Une architecture politique large, pensée pour rassembler

La liste Vignot 2026 repose sur un équilibre fin entre : un noyau politique expérimenté, des profils citoyens très diversifiés, un ancrage territorial assumé, un renouvellement générationnel réel et une représentation de nombreux métiers du service public (éducation, santé, social). La présence de figures reconnues (Marie‑Guite Dufay, Anthony Poulin, Hasni Alem, Aline Chassagne, Abdel Ghezali…) renforce la crédibilité institutionnelle, tandis que l’arrivée de jeunes candidats, d’enseignants, de soignants ou de professionnels du social incarne la proximité et la diversité.

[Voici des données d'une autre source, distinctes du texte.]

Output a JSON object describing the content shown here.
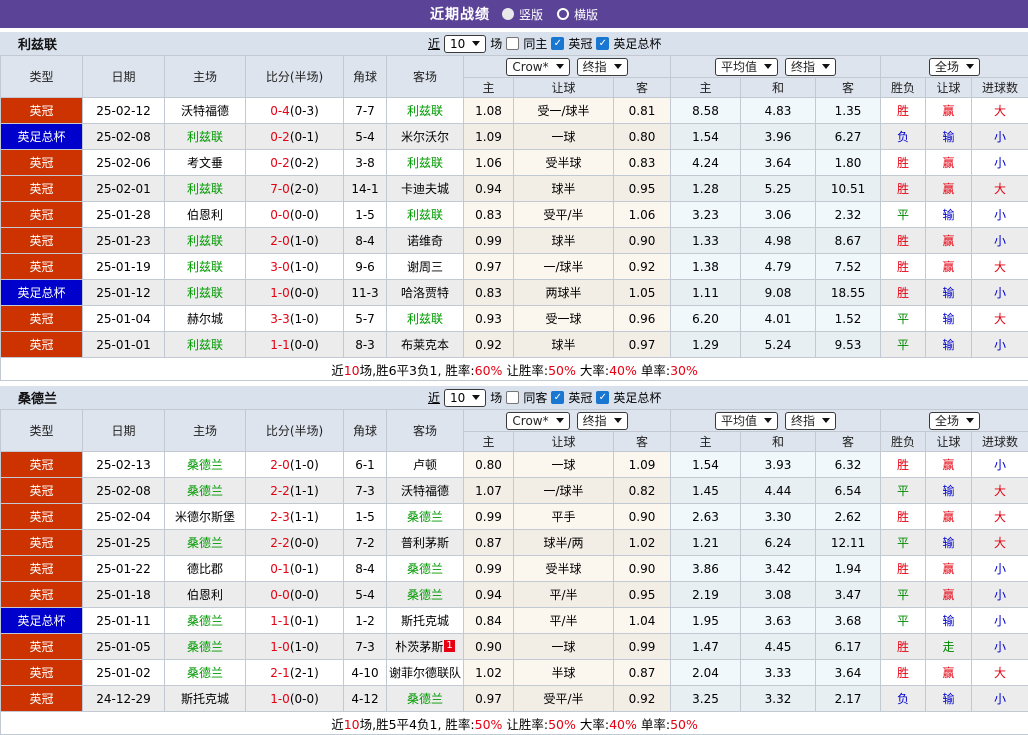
{
  "topbar": {
    "title": "近期战绩",
    "radios": [
      {
        "label": "竖版",
        "selected": true
      },
      {
        "label": "横版",
        "selected": false
      }
    ]
  },
  "labels": {
    "near": "近",
    "games": "场",
    "league1": "英冠",
    "league2": "英足总杯"
  },
  "header": {
    "cols": [
      "类型",
      "日期",
      "主场",
      "比分(半场)",
      "角球",
      "客场"
    ],
    "selects": {
      "crow": "Crow*",
      "crow_final": "终指",
      "avg": "平均值",
      "avg_final": "终指",
      "scope": "全场"
    },
    "sub": [
      "主",
      "让球",
      "客",
      "主",
      "和",
      "客",
      "胜负",
      "让球",
      "进球数"
    ]
  },
  "colors": {
    "accent_purple": "#5b4397",
    "league_championship_bg": "#cc3300",
    "fa_cup_bg": "#0000cc",
    "team_highlight_green": "#009900",
    "result_red": "#e60012",
    "result_blue": "#0000cc",
    "result_green": "#008800",
    "checkbox_blue": "#1977d2"
  },
  "result_colors": {
    "胜": "#e60012",
    "平": "#008800",
    "负": "#0000cc",
    "赢": "#e60012",
    "输": "#0000cc",
    "走": "#008800",
    "大": "#e60012",
    "小": "#0000cc"
  },
  "sections": [
    {
      "team": "利兹联",
      "count": "10",
      "same_label": "同主",
      "rows": [
        {
          "type": "英冠",
          "date": "25-02-12",
          "home": "沃特福德",
          "home_hl": false,
          "score": "0-4",
          "half": "(0-3)",
          "corners": "7-7",
          "away": "利兹联",
          "away_hl": true,
          "ch": "1.08",
          "hd": "受一/球半",
          "ca": "0.81",
          "ah": "8.58",
          "ad": "4.83",
          "aa": "1.35",
          "r1": "胜",
          "r2": "赢",
          "r3": "大"
        },
        {
          "type": "英足总杯",
          "date": "25-02-08",
          "home": "利兹联",
          "home_hl": true,
          "score": "0-2",
          "half": "(0-1)",
          "corners": "5-4",
          "away": "米尔沃尔",
          "away_hl": false,
          "ch": "1.09",
          "hd": "一球",
          "ca": "0.80",
          "ah": "1.54",
          "ad": "3.96",
          "aa": "6.27",
          "r1": "负",
          "r2": "输",
          "r3": "小"
        },
        {
          "type": "英冠",
          "date": "25-02-06",
          "home": "考文垂",
          "home_hl": false,
          "score": "0-2",
          "half": "(0-2)",
          "corners": "3-8",
          "away": "利兹联",
          "away_hl": true,
          "ch": "1.06",
          "hd": "受半球",
          "ca": "0.83",
          "ah": "4.24",
          "ad": "3.64",
          "aa": "1.80",
          "r1": "胜",
          "r2": "赢",
          "r3": "小"
        },
        {
          "type": "英冠",
          "date": "25-02-01",
          "home": "利兹联",
          "home_hl": true,
          "score": "7-0",
          "half": "(2-0)",
          "corners": "14-1",
          "away": "卡迪夫城",
          "away_hl": false,
          "ch": "0.94",
          "hd": "球半",
          "ca": "0.95",
          "ah": "1.28",
          "ad": "5.25",
          "aa": "10.51",
          "r1": "胜",
          "r2": "赢",
          "r3": "大"
        },
        {
          "type": "英冠",
          "date": "25-01-28",
          "home": "伯恩利",
          "home_hl": false,
          "score": "0-0",
          "half": "(0-0)",
          "corners": "1-5",
          "away": "利兹联",
          "away_hl": true,
          "ch": "0.83",
          "hd": "受平/半",
          "ca": "1.06",
          "ah": "3.23",
          "ad": "3.06",
          "aa": "2.32",
          "r1": "平",
          "r2": "输",
          "r3": "小"
        },
        {
          "type": "英冠",
          "date": "25-01-23",
          "home": "利兹联",
          "home_hl": true,
          "score": "2-0",
          "half": "(1-0)",
          "corners": "8-4",
          "away": "诺维奇",
          "away_hl": false,
          "ch": "0.99",
          "hd": "球半",
          "ca": "0.90",
          "ah": "1.33",
          "ad": "4.98",
          "aa": "8.67",
          "r1": "胜",
          "r2": "赢",
          "r3": "小"
        },
        {
          "type": "英冠",
          "date": "25-01-19",
          "home": "利兹联",
          "home_hl": true,
          "score": "3-0",
          "half": "(1-0)",
          "corners": "9-6",
          "away": "谢周三",
          "away_hl": false,
          "ch": "0.97",
          "hd": "一/球半",
          "ca": "0.92",
          "ah": "1.38",
          "ad": "4.79",
          "aa": "7.52",
          "r1": "胜",
          "r2": "赢",
          "r3": "大"
        },
        {
          "type": "英足总杯",
          "date": "25-01-12",
          "home": "利兹联",
          "home_hl": true,
          "score": "1-0",
          "half": "(0-0)",
          "corners": "11-3",
          "away": "哈洛贾特",
          "away_hl": false,
          "ch": "0.83",
          "hd": "两球半",
          "ca": "1.05",
          "ah": "1.11",
          "ad": "9.08",
          "aa": "18.55",
          "r1": "胜",
          "r2": "输",
          "r3": "小"
        },
        {
          "type": "英冠",
          "date": "25-01-04",
          "home": "赫尔城",
          "home_hl": false,
          "score": "3-3",
          "half": "(1-0)",
          "corners": "5-7",
          "away": "利兹联",
          "away_hl": true,
          "ch": "0.93",
          "hd": "受一球",
          "ca": "0.96",
          "ah": "6.20",
          "ad": "4.01",
          "aa": "1.52",
          "r1": "平",
          "r2": "输",
          "r3": "大"
        },
        {
          "type": "英冠",
          "date": "25-01-01",
          "home": "利兹联",
          "home_hl": true,
          "score": "1-1",
          "half": "(0-0)",
          "corners": "8-3",
          "away": "布莱克本",
          "away_hl": false,
          "ch": "0.92",
          "hd": "球半",
          "ca": "0.97",
          "ah": "1.29",
          "ad": "5.24",
          "aa": "9.53",
          "r1": "平",
          "r2": "输",
          "r3": "小"
        }
      ],
      "summary": [
        {
          "t": "近"
        },
        {
          "t": "10",
          "red": true
        },
        {
          "t": "场,胜6平3负1, 胜率:"
        },
        {
          "t": "60%",
          "red": true
        },
        {
          "t": " 让胜率:"
        },
        {
          "t": "50%",
          "red": true
        },
        {
          "t": " 大率:"
        },
        {
          "t": "40%",
          "red": true
        },
        {
          "t": " 单率:"
        },
        {
          "t": "30%",
          "red": true
        }
      ]
    },
    {
      "team": "桑德兰",
      "count": "10",
      "same_label": "同客",
      "rows": [
        {
          "type": "英冠",
          "date": "25-02-13",
          "home": "桑德兰",
          "home_hl": true,
          "score": "2-0",
          "half": "(1-0)",
          "corners": "6-1",
          "away": "卢顿",
          "away_hl": false,
          "ch": "0.80",
          "hd": "一球",
          "ca": "1.09",
          "ah": "1.54",
          "ad": "3.93",
          "aa": "6.32",
          "r1": "胜",
          "r2": "赢",
          "r3": "小"
        },
        {
          "type": "英冠",
          "date": "25-02-08",
          "home": "桑德兰",
          "home_hl": true,
          "score": "2-2",
          "half": "(1-1)",
          "corners": "7-3",
          "away": "沃特福德",
          "away_hl": false,
          "ch": "1.07",
          "hd": "一/球半",
          "ca": "0.82",
          "ah": "1.45",
          "ad": "4.44",
          "aa": "6.54",
          "r1": "平",
          "r2": "输",
          "r3": "大"
        },
        {
          "type": "英冠",
          "date": "25-02-04",
          "home": "米德尔斯堡",
          "home_hl": false,
          "score": "2-3",
          "half": "(1-1)",
          "corners": "1-5",
          "away": "桑德兰",
          "away_hl": true,
          "ch": "0.99",
          "hd": "平手",
          "ca": "0.90",
          "ah": "2.63",
          "ad": "3.30",
          "aa": "2.62",
          "r1": "胜",
          "r2": "赢",
          "r3": "大"
        },
        {
          "type": "英冠",
          "date": "25-01-25",
          "home": "桑德兰",
          "home_hl": true,
          "score": "2-2",
          "half": "(0-0)",
          "corners": "7-2",
          "away": "普利茅斯",
          "away_hl": false,
          "ch": "0.87",
          "hd": "球半/两",
          "ca": "1.02",
          "ah": "1.21",
          "ad": "6.24",
          "aa": "12.11",
          "r1": "平",
          "r2": "输",
          "r3": "大"
        },
        {
          "type": "英冠",
          "date": "25-01-22",
          "home": "德比郡",
          "home_hl": false,
          "score": "0-1",
          "half": "(0-1)",
          "corners": "8-4",
          "away": "桑德兰",
          "away_hl": true,
          "ch": "0.99",
          "hd": "受半球",
          "ca": "0.90",
          "ah": "3.86",
          "ad": "3.42",
          "aa": "1.94",
          "r1": "胜",
          "r2": "赢",
          "r3": "小"
        },
        {
          "type": "英冠",
          "date": "25-01-18",
          "home": "伯恩利",
          "home_hl": false,
          "score": "0-0",
          "half": "(0-0)",
          "corners": "5-4",
          "away": "桑德兰",
          "away_hl": true,
          "ch": "0.94",
          "hd": "平/半",
          "ca": "0.95",
          "ah": "2.19",
          "ad": "3.08",
          "aa": "3.47",
          "r1": "平",
          "r2": "赢",
          "r3": "小"
        },
        {
          "type": "英足总杯",
          "date": "25-01-11",
          "home": "桑德兰",
          "home_hl": true,
          "score": "1-1",
          "half": "(0-1)",
          "corners": "1-2",
          "away": "斯托克城",
          "away_hl": false,
          "ch": "0.84",
          "hd": "平/半",
          "ca": "1.04",
          "ah": "1.95",
          "ad": "3.63",
          "aa": "3.68",
          "r1": "平",
          "r2": "输",
          "r3": "小"
        },
        {
          "type": "英冠",
          "date": "25-01-05",
          "home": "桑德兰",
          "home_hl": true,
          "score": "1-0",
          "half": "(1-0)",
          "corners": "7-3",
          "away": "朴茨茅斯",
          "away_hl": false,
          "away_badge": "1",
          "ch": "0.90",
          "hd": "一球",
          "ca": "0.99",
          "ah": "1.47",
          "ad": "4.45",
          "aa": "6.17",
          "r1": "胜",
          "r2": "走",
          "r3": "小"
        },
        {
          "type": "英冠",
          "date": "25-01-02",
          "home": "桑德兰",
          "home_hl": true,
          "score": "2-1",
          "half": "(2-1)",
          "corners": "4-10",
          "away": "谢菲尔德联队",
          "away_hl": false,
          "ch": "1.02",
          "hd": "半球",
          "ca": "0.87",
          "ah": "2.04",
          "ad": "3.33",
          "aa": "3.64",
          "r1": "胜",
          "r2": "赢",
          "r3": "大"
        },
        {
          "type": "英冠",
          "date": "24-12-29",
          "home": "斯托克城",
          "home_hl": false,
          "score": "1-0",
          "half": "(0-0)",
          "corners": "4-12",
          "away": "桑德兰",
          "away_hl": true,
          "ch": "0.97",
          "hd": "受平/半",
          "ca": "0.92",
          "ah": "3.25",
          "ad": "3.32",
          "aa": "2.17",
          "r1": "负",
          "r2": "输",
          "r3": "小"
        }
      ],
      "summary": [
        {
          "t": "近"
        },
        {
          "t": "10",
          "red": true
        },
        {
          "t": "场,胜5平4负1, 胜率:"
        },
        {
          "t": "50%",
          "red": true
        },
        {
          "t": " 让胜率:"
        },
        {
          "t": "50%",
          "red": true
        },
        {
          "t": " 大率:"
        },
        {
          "t": "40%",
          "red": true
        },
        {
          "t": " 单率:"
        },
        {
          "t": "50%",
          "red": true
        }
      ]
    }
  ]
}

Cette stratégie vise à répondre à deux défis :

Rassembler un électorat de gauche dispersé, alors que LFI part seule, montrer une équipe capable de gouverner, avec une pluralité de compétences. La liste Vignot 2026 se caractérise par une forte présence des métiers du soin et du social, un ancrage dans tous les quartiers, une diversité d’âges (21 à 76 ans), un équilibre entre militants politiques et société civile et une représentation notable de l’éducation, de la santé, de la culture et de l’économie sociale.

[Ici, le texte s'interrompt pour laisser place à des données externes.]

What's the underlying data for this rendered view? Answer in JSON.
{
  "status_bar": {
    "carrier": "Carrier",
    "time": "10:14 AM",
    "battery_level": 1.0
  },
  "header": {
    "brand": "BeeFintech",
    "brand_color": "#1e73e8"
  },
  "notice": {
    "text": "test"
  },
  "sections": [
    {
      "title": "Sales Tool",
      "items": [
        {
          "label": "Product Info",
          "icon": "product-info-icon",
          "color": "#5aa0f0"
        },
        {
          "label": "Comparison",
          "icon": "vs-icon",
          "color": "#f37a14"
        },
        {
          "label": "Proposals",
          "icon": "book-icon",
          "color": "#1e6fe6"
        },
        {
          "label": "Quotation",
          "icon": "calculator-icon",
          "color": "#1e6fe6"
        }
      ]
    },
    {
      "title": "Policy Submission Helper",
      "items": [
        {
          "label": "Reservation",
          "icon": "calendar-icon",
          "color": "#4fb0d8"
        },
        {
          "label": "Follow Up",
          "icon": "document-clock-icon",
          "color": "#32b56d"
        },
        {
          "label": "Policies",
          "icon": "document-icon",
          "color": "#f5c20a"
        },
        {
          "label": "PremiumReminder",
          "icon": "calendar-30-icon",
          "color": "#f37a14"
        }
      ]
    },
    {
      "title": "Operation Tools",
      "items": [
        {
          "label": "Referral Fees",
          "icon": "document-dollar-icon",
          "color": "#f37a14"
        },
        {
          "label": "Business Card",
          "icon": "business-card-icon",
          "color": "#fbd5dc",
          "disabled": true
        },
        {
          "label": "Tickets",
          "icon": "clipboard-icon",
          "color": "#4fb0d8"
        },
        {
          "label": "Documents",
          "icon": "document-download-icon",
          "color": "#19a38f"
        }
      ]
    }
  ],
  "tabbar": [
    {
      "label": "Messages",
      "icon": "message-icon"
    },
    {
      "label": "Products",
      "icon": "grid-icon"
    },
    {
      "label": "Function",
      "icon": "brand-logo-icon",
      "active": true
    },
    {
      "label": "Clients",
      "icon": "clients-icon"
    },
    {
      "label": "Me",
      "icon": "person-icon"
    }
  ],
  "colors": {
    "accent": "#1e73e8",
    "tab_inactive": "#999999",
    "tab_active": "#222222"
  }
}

Une coalition large, structurée et assumée

Avec cette liste, Anne Vignot présente une équipe qui se veut à la fois expérimentée, populaire, écologiste et sociale. Reste à savoir si cette architecture, plus large qu’en 2020, permettra de compenser la fragmentation de la gauche et de convaincre un électorat bisontin plus exigeant qu’il y a six ans.

La liste Vignot 

1.         Anne Vignot, 66 ans, Place Leclerc – Maire sortante (Les écologistes)

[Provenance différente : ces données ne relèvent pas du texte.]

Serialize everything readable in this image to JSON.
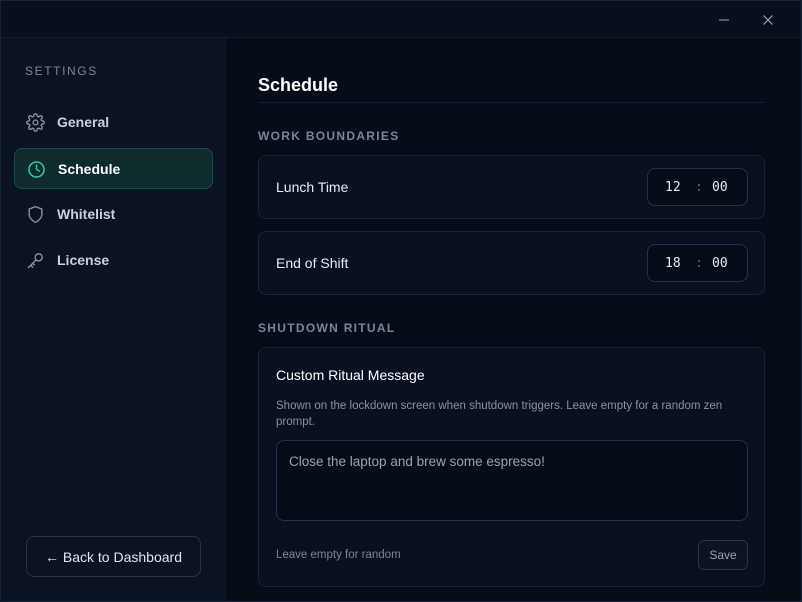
{
  "window": {
    "minimize_glyph": "—",
    "close_glyph": "✕"
  },
  "sidebar": {
    "heading": "SETTINGS",
    "items": [
      {
        "label": "General",
        "icon": "gear-icon",
        "active": false
      },
      {
        "label": "Schedule",
        "icon": "clock-icon",
        "active": true
      },
      {
        "label": "Whitelist",
        "icon": "shield-icon",
        "active": false
      },
      {
        "label": "License",
        "icon": "key-icon",
        "active": false
      }
    ],
    "back_label": "← Back to Dashboard"
  },
  "main": {
    "title": "Schedule",
    "work_section": "WORK BOUNDARIES",
    "lunch": {
      "label": "Lunch Time",
      "hour": "12",
      "minute": "00",
      "separator": ":"
    },
    "shift_end": {
      "label": "End of Shift",
      "hour": "18",
      "minute": "00",
      "separator": ":"
    },
    "ritual_section": "SHUTDOWN RITUAL",
    "ritual": {
      "title": "Custom Ritual Message",
      "help": "Shown on the lockdown screen when shutdown triggers. Leave empty for a random zen prompt.",
      "placeholder": "Close the laptop and brew some espresso!",
      "value": "",
      "footer": "Leave empty for random",
      "save_label": "Save"
    }
  },
  "colors": {
    "accent": "#2fc4a8",
    "active_bg": "#0f2a2a",
    "background": "#070c19"
  }
}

2.         Jean‑Sébastien Leuba, 53 ans, Planoise – Cadre chargé de projets (Parti socialiste)

3.         Lydie Francart, 60 ans, Montjoux – Psychologue de l’Éducation nationale (Générations)

4.         Hasni Alem, 31 ans, Montboucons – Enseignant en lycée professionnel (Parti communiste français)

5.         Sylvie Wanlin, 65 ans, Chaprais – Inspectrice des finances publiques (Parti socialiste)

6.         Anthony Poulin, 35 ans, Brégille – Chargé d’enseignement en droit, député suppléant (Les écologistes)

7.         Aline Chassagne, 43 ans, Chaprais – Maîtresse de conférences (Parti communiste français)

8.         Jérémy Jeanvoine, 27 ans, Mouillère, collaborateur d’élus (Générations)

9.         Marie-Ange Magnin, 60 ans, Palente, informaticienne. (À gauche citoyens !)

10.       Marc Paulin, 57 ans, Palente, Infirmier au CHU (Debout ! avec François Ruffin)

11.       Laura Giniot, 54 ans, Saint‑Claude – Collaboratrice (Société civile)

12.       Abdel Ghezali, 54 ans, Cras – Chargé de mission territorial (Parti socialiste)

13.       Khayla Rzazade, 35 ans, La Grette – Chargée de mission secteur privé (Société civile)

14.       Imed Jenboudi, 48 ans, Tilleroyes – Coordinateur d’activités jeunesse (À gauche citoyens !)

15.       Jeanne Henry, 25 ans, Palente / Orchamps – Étudiante (Société civile)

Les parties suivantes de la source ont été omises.